I didn't see that but I am hardly surprised. I'll go try to find the example when I have a chance.

I suppose PZ is at least somewhat correct that, given the utter lack of understanding, if not outright contempt, atheists have faced throughout American society and media, that a certain raucousness on their part, as they have gained notoriety, is understandable and even prophylactic. But it is evidently a short step from solidarity to smug superiority and demands for a new orthodoxy.

That said, I seriously doubt that there's a reasonable prospect of such a coalition doing much in Saudi Arabia in the foreseeable future. What we can realistically hope for, I like to think, is a coalition of interests that can at least oppose the more theocratic tendencies in Western societies.

I agree about Saudi Arabria and much of the rest of Islam.
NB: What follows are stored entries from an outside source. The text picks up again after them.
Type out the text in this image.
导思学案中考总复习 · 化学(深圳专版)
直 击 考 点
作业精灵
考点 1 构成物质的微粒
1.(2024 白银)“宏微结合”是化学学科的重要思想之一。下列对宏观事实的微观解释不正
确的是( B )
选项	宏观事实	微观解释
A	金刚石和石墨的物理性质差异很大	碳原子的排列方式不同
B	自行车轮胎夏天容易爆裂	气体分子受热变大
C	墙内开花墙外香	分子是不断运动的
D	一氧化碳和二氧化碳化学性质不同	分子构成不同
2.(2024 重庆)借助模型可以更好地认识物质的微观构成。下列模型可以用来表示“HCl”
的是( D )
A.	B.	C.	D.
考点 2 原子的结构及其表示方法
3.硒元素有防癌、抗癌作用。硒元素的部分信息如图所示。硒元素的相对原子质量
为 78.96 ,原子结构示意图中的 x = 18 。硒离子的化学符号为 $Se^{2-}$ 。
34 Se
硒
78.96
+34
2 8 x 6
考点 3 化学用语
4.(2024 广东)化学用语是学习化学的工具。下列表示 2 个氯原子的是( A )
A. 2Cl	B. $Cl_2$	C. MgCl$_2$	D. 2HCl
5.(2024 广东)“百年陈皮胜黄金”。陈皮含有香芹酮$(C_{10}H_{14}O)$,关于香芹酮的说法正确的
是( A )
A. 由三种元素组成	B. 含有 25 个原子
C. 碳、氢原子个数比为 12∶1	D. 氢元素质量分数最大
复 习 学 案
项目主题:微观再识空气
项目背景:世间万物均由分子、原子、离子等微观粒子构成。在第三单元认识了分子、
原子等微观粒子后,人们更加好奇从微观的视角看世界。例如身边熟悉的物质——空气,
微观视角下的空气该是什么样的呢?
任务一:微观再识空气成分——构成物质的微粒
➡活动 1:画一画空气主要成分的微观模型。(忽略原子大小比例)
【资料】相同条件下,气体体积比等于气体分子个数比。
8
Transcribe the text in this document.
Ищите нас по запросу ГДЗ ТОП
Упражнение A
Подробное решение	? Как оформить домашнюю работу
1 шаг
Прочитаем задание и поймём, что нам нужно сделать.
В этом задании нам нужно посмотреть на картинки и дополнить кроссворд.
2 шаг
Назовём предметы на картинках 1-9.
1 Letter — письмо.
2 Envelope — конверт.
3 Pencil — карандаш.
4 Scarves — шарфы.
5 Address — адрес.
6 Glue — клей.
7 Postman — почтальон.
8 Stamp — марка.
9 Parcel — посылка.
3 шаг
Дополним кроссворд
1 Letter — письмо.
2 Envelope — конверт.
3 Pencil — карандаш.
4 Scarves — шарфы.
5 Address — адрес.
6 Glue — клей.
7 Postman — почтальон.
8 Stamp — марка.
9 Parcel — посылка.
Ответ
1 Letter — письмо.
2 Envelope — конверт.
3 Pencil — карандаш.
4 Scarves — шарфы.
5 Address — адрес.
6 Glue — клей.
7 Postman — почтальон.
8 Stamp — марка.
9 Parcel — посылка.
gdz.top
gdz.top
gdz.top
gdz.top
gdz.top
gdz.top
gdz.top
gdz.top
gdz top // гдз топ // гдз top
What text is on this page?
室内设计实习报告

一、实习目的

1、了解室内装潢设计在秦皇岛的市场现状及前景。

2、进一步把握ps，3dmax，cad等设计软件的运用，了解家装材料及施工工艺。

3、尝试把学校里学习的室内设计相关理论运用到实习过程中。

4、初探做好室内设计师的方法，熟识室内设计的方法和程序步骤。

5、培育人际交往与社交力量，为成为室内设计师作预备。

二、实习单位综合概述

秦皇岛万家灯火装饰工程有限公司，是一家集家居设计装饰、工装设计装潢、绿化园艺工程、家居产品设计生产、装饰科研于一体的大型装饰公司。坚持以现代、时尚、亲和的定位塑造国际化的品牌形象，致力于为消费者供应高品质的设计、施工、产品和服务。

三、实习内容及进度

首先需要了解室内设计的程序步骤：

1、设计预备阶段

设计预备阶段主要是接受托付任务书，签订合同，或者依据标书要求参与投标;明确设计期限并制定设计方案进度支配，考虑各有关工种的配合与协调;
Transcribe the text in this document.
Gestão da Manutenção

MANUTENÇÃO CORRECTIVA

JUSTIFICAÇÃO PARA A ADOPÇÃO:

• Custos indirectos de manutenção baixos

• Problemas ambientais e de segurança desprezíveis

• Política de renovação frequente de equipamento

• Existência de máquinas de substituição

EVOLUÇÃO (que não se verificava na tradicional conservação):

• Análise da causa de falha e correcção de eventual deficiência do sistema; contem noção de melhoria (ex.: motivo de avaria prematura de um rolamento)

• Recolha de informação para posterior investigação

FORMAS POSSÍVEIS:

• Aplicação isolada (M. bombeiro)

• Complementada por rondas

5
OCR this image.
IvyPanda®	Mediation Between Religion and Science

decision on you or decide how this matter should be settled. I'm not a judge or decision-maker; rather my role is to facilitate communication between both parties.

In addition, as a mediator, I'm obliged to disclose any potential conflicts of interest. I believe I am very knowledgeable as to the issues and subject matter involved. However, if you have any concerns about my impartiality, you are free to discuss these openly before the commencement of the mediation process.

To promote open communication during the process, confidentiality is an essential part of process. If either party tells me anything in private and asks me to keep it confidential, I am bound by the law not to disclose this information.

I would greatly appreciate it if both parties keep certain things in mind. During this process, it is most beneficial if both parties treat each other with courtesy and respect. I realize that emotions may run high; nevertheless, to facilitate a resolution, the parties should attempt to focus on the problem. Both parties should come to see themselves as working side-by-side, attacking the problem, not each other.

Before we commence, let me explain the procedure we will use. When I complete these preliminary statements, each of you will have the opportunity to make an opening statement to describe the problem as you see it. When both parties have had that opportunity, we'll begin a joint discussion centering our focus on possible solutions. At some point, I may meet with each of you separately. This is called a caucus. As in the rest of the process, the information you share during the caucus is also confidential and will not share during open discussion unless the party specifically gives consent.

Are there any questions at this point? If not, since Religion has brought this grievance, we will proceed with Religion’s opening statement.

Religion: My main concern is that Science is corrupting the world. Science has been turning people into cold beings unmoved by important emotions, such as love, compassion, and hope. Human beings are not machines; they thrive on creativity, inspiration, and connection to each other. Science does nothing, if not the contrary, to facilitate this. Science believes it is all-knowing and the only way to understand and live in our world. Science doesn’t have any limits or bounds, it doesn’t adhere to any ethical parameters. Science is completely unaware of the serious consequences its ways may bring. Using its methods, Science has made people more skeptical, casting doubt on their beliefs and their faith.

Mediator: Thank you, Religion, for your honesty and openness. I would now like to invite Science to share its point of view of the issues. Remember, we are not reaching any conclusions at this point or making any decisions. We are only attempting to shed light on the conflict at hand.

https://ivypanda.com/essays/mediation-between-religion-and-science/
I was signaling my doubts that we should be in the business of getting radicals out of power, given our record in that field of endeavor around the world. My best suggestion is to encourage enough money to percolate down throughout Muslim societies that everyone can sample the benefits of the modern world. Instead of killing them or lecturing them, I say seduce 'em!

But in the short run all that will be easier if we aren't laboring under a de facto semi-theocracy of our own, as we have been for the last 8 years. If we want to end that, we on the side of liberal secular democracy had better all get together whatever disagreements on details may remain.